Language and behaviour are symbols of attitude and it is how we react to it that creates the dialogue between segments of society.

So Israel can make holocaust denial a criminal offence as well as the wearing of the paraphernalia associated with the era. There should be no immunity from prosecution for Members of parliament calling their colleague a fascist because violence begins with language. The same should apply to clergymen (of any faith) who think their beliefs give them the right to assault others either verbally or physically and justify it by reference to past prophets or holy books. Clergymen given diplomatic status that abuse it by minimising the shoah or taking the side of the enemy should have their diplomatic status revoked.  Democracy is restraint even when you disagree with me. No wonder the followers of the Arab world have such contempt for democracy.  We fear their violence. To them, the ends have not only justified the means but proven their value.

Respect can only be achieved if we agree that in spite of the hostility inherent within disparate theological positions there is never an excuse in the twenty first century for bigots to use ancient texts to justify modern discrimination. We choose the battles we wish to fight.  The parlous state of western philosophy is based on too many accommodations with those to whom we can never agree.

Israel needs a constitution and a preamble that defines the Jewish foundation and Israeli character of the State.
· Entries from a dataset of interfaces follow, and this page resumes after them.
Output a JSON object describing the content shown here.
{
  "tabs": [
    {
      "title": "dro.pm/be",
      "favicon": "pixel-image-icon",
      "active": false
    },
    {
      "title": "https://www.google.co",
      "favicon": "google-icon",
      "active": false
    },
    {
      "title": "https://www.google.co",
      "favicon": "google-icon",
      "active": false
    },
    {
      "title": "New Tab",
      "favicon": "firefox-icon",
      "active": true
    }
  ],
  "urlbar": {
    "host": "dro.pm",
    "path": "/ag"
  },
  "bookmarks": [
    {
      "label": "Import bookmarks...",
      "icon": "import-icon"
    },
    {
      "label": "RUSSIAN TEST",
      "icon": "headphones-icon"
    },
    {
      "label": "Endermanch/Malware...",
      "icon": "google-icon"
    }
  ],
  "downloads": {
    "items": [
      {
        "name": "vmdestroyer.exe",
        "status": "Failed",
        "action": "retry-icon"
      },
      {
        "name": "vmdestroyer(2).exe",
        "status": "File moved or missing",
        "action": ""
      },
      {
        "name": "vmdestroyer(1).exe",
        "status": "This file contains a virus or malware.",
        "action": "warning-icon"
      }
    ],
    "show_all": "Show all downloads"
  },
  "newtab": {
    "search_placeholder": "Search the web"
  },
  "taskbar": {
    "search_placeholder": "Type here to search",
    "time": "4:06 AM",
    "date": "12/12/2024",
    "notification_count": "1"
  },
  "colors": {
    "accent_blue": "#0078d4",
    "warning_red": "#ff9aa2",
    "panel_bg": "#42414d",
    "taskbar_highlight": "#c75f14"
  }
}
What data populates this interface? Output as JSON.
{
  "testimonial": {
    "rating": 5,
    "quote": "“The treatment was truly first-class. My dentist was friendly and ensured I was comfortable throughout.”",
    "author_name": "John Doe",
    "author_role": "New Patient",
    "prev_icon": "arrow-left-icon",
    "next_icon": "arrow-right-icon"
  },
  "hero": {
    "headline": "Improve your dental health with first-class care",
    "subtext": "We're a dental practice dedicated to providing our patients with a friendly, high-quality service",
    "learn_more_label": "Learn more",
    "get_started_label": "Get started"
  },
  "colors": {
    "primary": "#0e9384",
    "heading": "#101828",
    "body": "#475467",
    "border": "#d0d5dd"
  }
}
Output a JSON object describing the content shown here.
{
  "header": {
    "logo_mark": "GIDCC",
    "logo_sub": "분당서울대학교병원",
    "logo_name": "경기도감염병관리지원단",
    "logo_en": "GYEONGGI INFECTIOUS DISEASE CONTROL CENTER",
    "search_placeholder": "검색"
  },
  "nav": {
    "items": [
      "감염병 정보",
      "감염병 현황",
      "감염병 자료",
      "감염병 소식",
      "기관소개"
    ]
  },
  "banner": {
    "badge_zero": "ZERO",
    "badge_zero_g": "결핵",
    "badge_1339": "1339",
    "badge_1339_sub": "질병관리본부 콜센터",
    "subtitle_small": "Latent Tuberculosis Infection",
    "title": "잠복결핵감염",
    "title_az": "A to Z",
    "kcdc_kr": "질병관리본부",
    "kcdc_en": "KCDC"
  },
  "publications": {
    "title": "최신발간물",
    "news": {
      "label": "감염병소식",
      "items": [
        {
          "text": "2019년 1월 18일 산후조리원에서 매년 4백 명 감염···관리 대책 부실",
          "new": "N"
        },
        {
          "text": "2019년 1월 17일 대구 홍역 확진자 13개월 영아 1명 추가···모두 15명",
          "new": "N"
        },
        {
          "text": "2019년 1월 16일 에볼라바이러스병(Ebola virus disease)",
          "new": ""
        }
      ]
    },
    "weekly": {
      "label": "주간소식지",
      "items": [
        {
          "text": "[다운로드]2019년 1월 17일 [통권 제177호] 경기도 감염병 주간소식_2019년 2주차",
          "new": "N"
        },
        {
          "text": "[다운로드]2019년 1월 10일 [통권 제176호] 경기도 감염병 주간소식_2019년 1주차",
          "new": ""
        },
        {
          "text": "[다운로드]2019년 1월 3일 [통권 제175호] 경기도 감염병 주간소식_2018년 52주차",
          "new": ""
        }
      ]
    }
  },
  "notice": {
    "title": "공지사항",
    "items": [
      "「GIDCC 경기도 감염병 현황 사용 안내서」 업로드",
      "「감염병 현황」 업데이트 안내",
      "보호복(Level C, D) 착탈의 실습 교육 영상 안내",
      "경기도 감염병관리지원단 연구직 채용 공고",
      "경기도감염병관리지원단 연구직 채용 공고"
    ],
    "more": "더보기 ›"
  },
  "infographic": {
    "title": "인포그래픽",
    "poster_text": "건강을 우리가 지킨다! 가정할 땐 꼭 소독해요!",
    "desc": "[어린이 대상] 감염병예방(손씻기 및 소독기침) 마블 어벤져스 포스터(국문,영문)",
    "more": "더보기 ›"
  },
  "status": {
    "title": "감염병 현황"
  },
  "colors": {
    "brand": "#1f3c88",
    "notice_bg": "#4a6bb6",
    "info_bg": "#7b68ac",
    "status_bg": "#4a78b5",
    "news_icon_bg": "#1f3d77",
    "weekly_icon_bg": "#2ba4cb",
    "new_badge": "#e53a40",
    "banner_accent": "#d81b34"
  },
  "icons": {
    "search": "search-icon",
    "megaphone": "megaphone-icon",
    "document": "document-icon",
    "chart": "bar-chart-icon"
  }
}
At the same time it should formally separate religion and state.

The Gettysburg Address was given by Abraham Lincoln during the American Civil War in 1863. I would like to borrow liberally from it, as follows below:

“The right to self determination for the Jewish people of this land has been denied to us for many centuries.  Our persecution has been a consequence of this bigotry and we have had no safe house anywhere because of it.  There are too many, to this very day, incapable theologically or politically, of accepting our equal rights here, or anywhere else.

Three score and four years ago our fathers and mothers brought forth on this continent a new nation, conceived in liberty, and dedicated to the proposition that all people are created equal.

Even before this beginning we were engaged in a great struggle against tyranny, and it continues to test whether this nation, or any nation, so conceived and so dedicated, can long endure.

We are compelled here to be dedicated to the great tasks remaining before us – to honour our dead and take from their sacrifice increased devotion to that cause for which they gave their lives. We here resolve that our dead shall not have died in vain- that this nation, under God, shall have a new birth of freedom-and that government of the people, by the people, for the people, shall not perish from this earth.

Respect is not an option, it is a human right. We recognise that this state, forged in a time of great darkness and ignorance shall strive for justice for all and for peace for all people.”